Handbook of Green Finance: Energy Security and Sustainable Development
This handbook deals with various financial instruments, policies, and strategies in a policy-oriented approach for financing green energy projects. Recently, global investment in renewables and energy efficiency has declined, and there is a risk that it will slow further, Clearly, fossil fuels still dominate energy investments. This trend could threaten the expansion of green energy needed to meet energy security, climate, and clean-air goals. Several developed and developing economies are still following pro-coal energy policies. The extra CO2 generated from new coal-fired power plants could more than eliminate any reductions in emissions made by other nations.
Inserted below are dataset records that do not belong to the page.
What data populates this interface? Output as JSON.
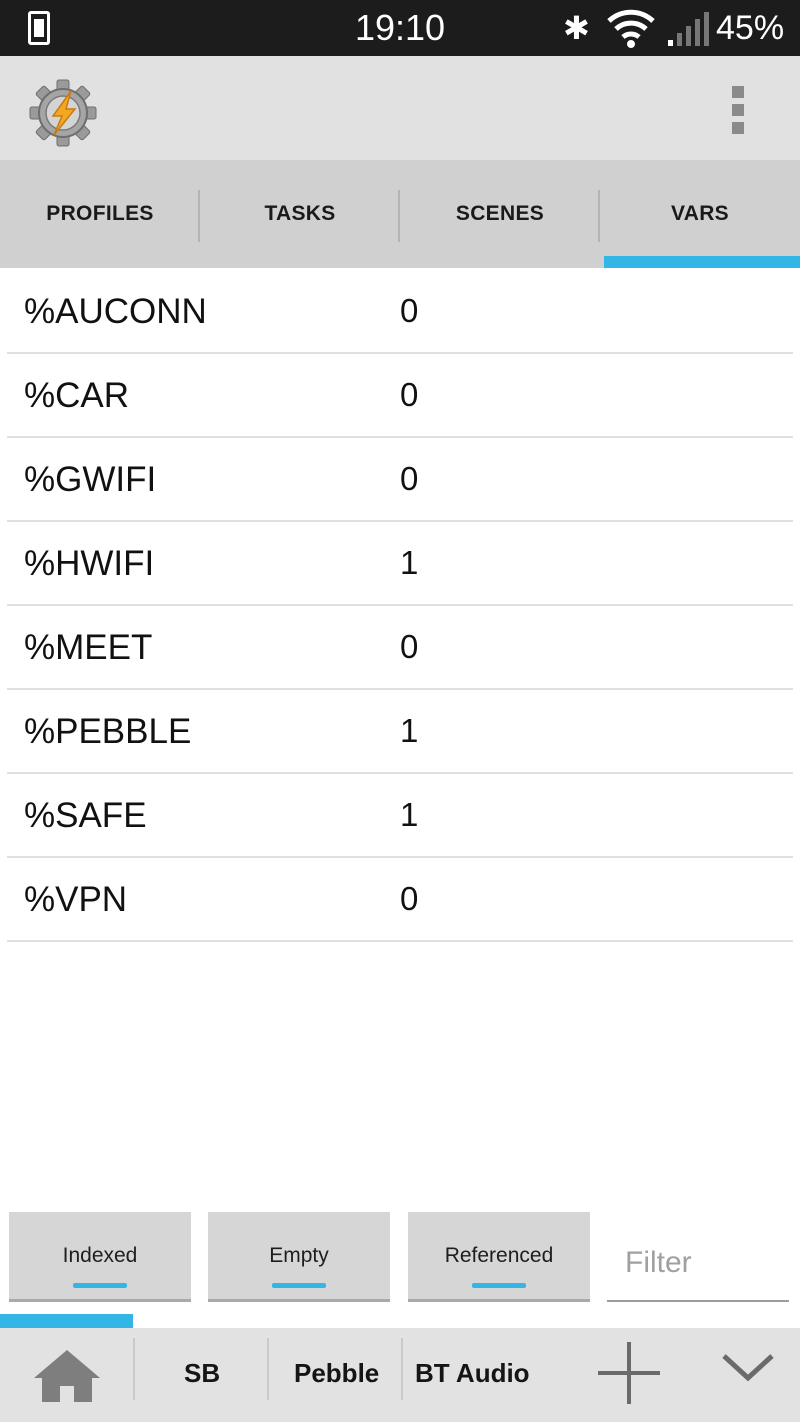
{
  "status_bar": {
    "time": "19:10",
    "battery": "45%",
    "icons": [
      "phone-icon",
      "bluetooth-icon",
      "wifi-icon",
      "signal-icon"
    ]
  },
  "action_bar": {
    "logo_icon": "tasker-gear-bolt-icon",
    "overflow_icon": "overflow-menu-icon"
  },
  "tabs": [
    {
      "label": "PROFILES",
      "active": false
    },
    {
      "label": "TASKS",
      "active": false
    },
    {
      "label": "SCENES",
      "active": false
    },
    {
      "label": "VARS",
      "active": true
    }
  ],
  "variables": [
    {
      "name": "%AUCONN",
      "value": "0"
    },
    {
      "name": "%CAR",
      "value": "0"
    },
    {
      "name": "%GWIFI",
      "value": "0"
    },
    {
      "name": "%HWIFI",
      "value": "1"
    },
    {
      "name": "%MEET",
      "value": "0"
    },
    {
      "name": "%PEBBLE",
      "value": "1"
    },
    {
      "name": "%SAFE",
      "value": "1"
    },
    {
      "name": "%VPN",
      "value": "0"
    }
  ],
  "filters": {
    "indexed_label": "Indexed",
    "empty_label": "Empty",
    "referenced_label": "Referenced",
    "filter_placeholder": "Filter"
  },
  "bottom_bar": {
    "home_icon": "home-icon",
    "projects": [
      "SB",
      "Pebble",
      "BT Audio"
    ],
    "add_icon": "plus-icon",
    "more_icon": "chevron-down-icon"
  },
  "colors": {
    "accent": "#33b5e5",
    "status_bar": "#1c1c1c",
    "action_bar": "#e1e1e1",
    "tab_bar": "#d0d0d0"
  }
}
Finance is the engine of development of infrastructural projects, including energy projects. By providing several thematic and country chapters, this handbook explains that if we plan to achieve sustainable development goals, we need to create opportunities for new green projects and scale up the financing of investments that furnish environmental benefits. New financial instruments and policies such as green bonds, green banks, carbon market instruments, fiscal policy, green central banking, fintech, and community-based green funds are among the chief components that make up green finance.
Naoyuki Yoshino is Dean, Asian Development Bank Institute and Professor Emeritus, Keio University. Jeffery Sachs is Director, Center for Sustainable Development at Columbia University. Wing Thye Woo is Professor of Economics, U.C. Davis. Farhad Taghizadeh-Hesary is Assistant Professor, Waseda University.